New Russian military satellite declared lost

Russia's Soyuz 2-1v rocket blasted off at 1409 GMT (9:09 a.m. EST) Saturday from the Plesetsk Cosmodrome in northern Russia. Credit: Russian Ministry of Defense
Russia’s Soyuz 2-1v rocket blasted off at 1409 GMT (9:09 a.m. EST) Saturday from the Plesetsk Cosmodrome in northern Russia. Credit: Russian Ministry of Defense

A Russian defense payload built to monitor maritime activity, and possibly track the movements of submarines, is stuck to the upper stage of its rocket after launching Saturday from the Plesetsk Cosmodrome, multiple Russian news agencies reported.

The Kanopus ST spacecraft is still attached to the Volga upper stage of a modified Soyuz rocket that was supposed to deploy the satellite into a circular sun-synchronous orbit nearly 700 kilometers (435 miles) above Earth, and experts said Monday the craft is heading for a destructive re-entry within a few days.

Russia’s Tass news agency and the Kommersant newspaper reported the satellite could not be separated from the Volga upper stage, which made its second flight Saturday after a successful debut in 2013.

One of four locks holding the Kanopus ST satellite failed during the separation sequence, and ground controllers have been unable to contact the craft and re-issue the separation command, the state-owned Tass news agency said Monday.

Tracking data published by the U.S. military showed an object believed to be the Volga upper stage — with the attached Kanopus ST satellite — in an elliptical orbit with a low point 104 kilometers (64 miles) above Earth. At such a low altitude, atmospheric drag will hasten the craft’s re-entry, which is expected some time this week, according to Jonathan McDowell, an astronomer and respected space analyst.

The Volga upper stage maneuvered from Kanopus ST’s intended orbit into the lower orbit some time after Saturday’s launch.

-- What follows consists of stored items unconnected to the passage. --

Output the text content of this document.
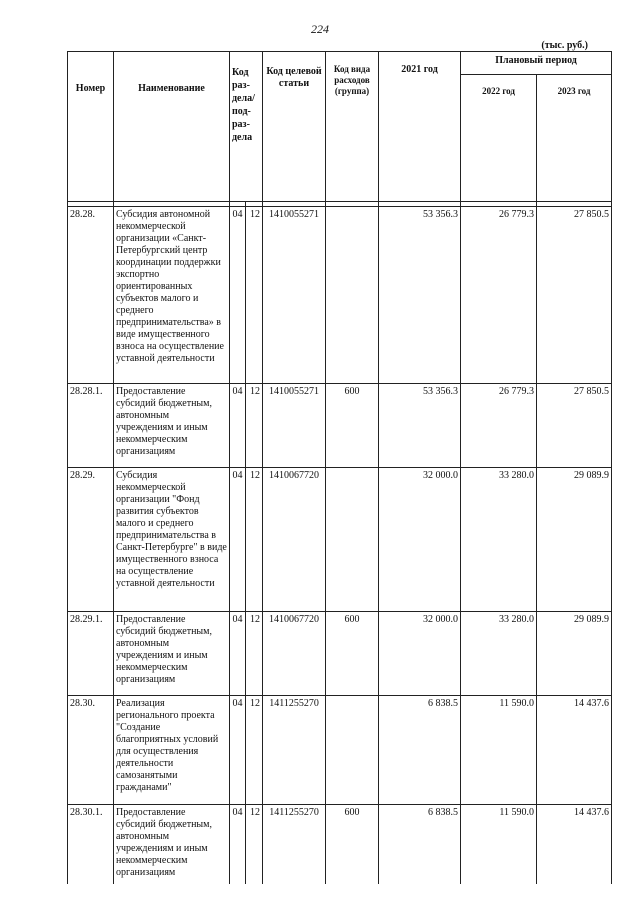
224
(тыс. руб.)
Номер	Наименование	Код раз-дела/ под-раз-дела		Код целевой статьи	Код вида расходов (группа)	2021 год	Плановый период	
							2022 год	2023 год

28.28.	Субсидия автономной некоммерческой организации «Санкт-Петербургский центр координации поддержки экспортно ориентированных субъектов малого и среднего предпринимательства» в виде имущественного взноса на осуществление уставной деятельности	04	12	1410055271		53 356.3	26 779.3	27 850.5

28.28.1.	Предоставление субсидий бюджетным, автономным учреждениям и иным некоммерческим организациям	04	12	1410055271	600	53 356.3	26 779.3	27 850.5

28.29.	Субсидия некоммерческой организации "Фонд развития субъектов малого и среднего предпринимательства в Санкт-Петербурге" в виде имущественного взноса на осуществление уставной деятельности	04	12	1410067720		32 000.0	33 280.0	29 089.9

28.29.1.	Предоставление субсидий бюджетным, автономным учреждениям и иным некоммерческим организациям	04	12	1410067720	600	32 000.0	33 280.0	29 089.9

28.30.	Реализация регионального проекта "Создание благоприятных условий для осуществления деятельности самозанятыми гражданами"	04	12	1411255270		6 838.5	11 590.0	14 437.6

28.30.1.	Предоставление субсидий бюджетным, автономным учреждениям и иным некоммерческим организациям	04	12	1411255270	600	6 838.5	11 590.0	14 437.6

The rocket burn may have intended to send the rocket body toward a guided re-entry over the ocean, but the extra mass of the still-attached Kanopus ST satellite could have prevented the stage from reaching its targeted trajectory.

A small passive secondary payload designed to help calibrate ground-based military radars apparently deployed as planned from the Volga upper stage in the correct orbit.

A re-entry prediction released Monday from the U.S. military’s Joint Space Operations Center indicated the Volga/Kanopus ST spacecraft could plunge back into Earth’s atmosphere as soon as Tuesday.

The Kanopus ST satellite carries a camera and a microwave radiometer to monitor the world’s oceans, including submarine movements, according to RussianSpaceWeb.com.

The mission launched Saturday on a Soyuz 2-1v rocket, a derivative of Russia’s Soyuz rocket family without the launcher’s four liquid-fueled strap-on boosters. The Soyuz 2-1v’s core stage has a single NK-33 engine taken from stockpiles of kerosene-fed powerplants originally built for the Soviet Union’s N1 moon rocket more than 40 years ago.

Saturday’s launch was the first time a version of the NK-33 engine flew since the crash of an Orbital ATK Antares rocket in October 2014. Investigators blamed that accident on an explosion inside the turbopump of one of its AJ26 engines, an “Americanized” variant of the NK-33.

The NK-33 engine on Saturday’s flight apparently functioned as designed.